В обмен на это будет обозначена некая поддержка и помощь.

Ельцин возвращается 18 июня. И ему надо выполнять обещания. Ну и Верховный Совет, конечно же, должен быть побыстрее отправлен в отпуск.

С этого момента до середины сентября наступает золотое время советников и прочих представителей исполнительной власти. Экономику добивают. Указ о банкротстве, об инвестициях и о вывозе капитала за рубеж. Третье повышение цен — на энергоносители. Конвертация рубля по безумно низкому курсу (перед этим рубль еще больше могут опустить, чтобы потом все смирились). Сознательный выпуск из-под контроля безработицы, сознательный биржевой и банковский крах. 20 сентября — сдача Курил во время поездки в Японию.

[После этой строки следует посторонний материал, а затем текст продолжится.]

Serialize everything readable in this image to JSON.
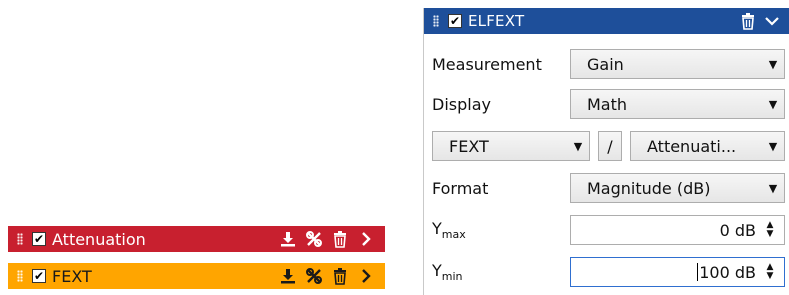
{
  "traces": [
    {
      "label": "Attenuation",
      "checked": true,
      "color": "#c8202f"
    },
    {
      "label": "FEXT",
      "checked": true,
      "color": "#ffa500"
    }
  ],
  "panel": {
    "title": "ELFEXT",
    "checked": true,
    "header_color": "#1e4f9a",
    "measurement": {
      "label": "Measurement",
      "value": "Gain"
    },
    "display": {
      "label": "Display",
      "value": "Math"
    },
    "math": {
      "left": "FEXT",
      "operator": "/",
      "right": "Attenuati..."
    },
    "format": {
      "label": "Format",
      "value": "Magnitude (dB)"
    },
    "ymax": {
      "label_main": "Y",
      "label_sub": "max",
      "value": "0 dB"
    },
    "ymin": {
      "label_main": "Y",
      "label_sub": "min",
      "value": "100 dB"
    }
  },
  "icons": {
    "grip": "drag-grip-icon",
    "checkbox": "checkbox-icon",
    "download": "download-icon",
    "unlink": "unlink-icon",
    "trash": "trash-icon",
    "chevron_right": "chevron-right-icon",
    "chevron_down": "chevron-down-icon",
    "caret": "caret-down-icon",
    "spinner": "spinner-icon"
  }
}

Парламент выйдет из отпуска лишь в конце сентября. И… либо окажется перед закрытыми дверями, либо будет втянут в долгие, вплоть до ноября-декабря, «дискуссии» о некоем референдуме.

Одно ясно — по этому плану с демократией, ребята, распроститесь надолго. Ну хотя бы до конца 1993 года. Да-да, не удивляйтесь. Впрочем, и то, что возникнет к середине 90-х годов по этому плану, к демократии должно иметь отношение весьма и весьма приблизительное.

Нам-то что, Бог бы с ней, с демократией, была бы Россия. Но ее-то как раз-таки и не будет. Потому что все это, увы, химеры, прожекты очень неглупых, достаточно решительных (в отличие от бедолаг из ГКЧП), но — вы уж не обижайтесь, пожалуйста, — не слишком осведомленных и компетентных людей.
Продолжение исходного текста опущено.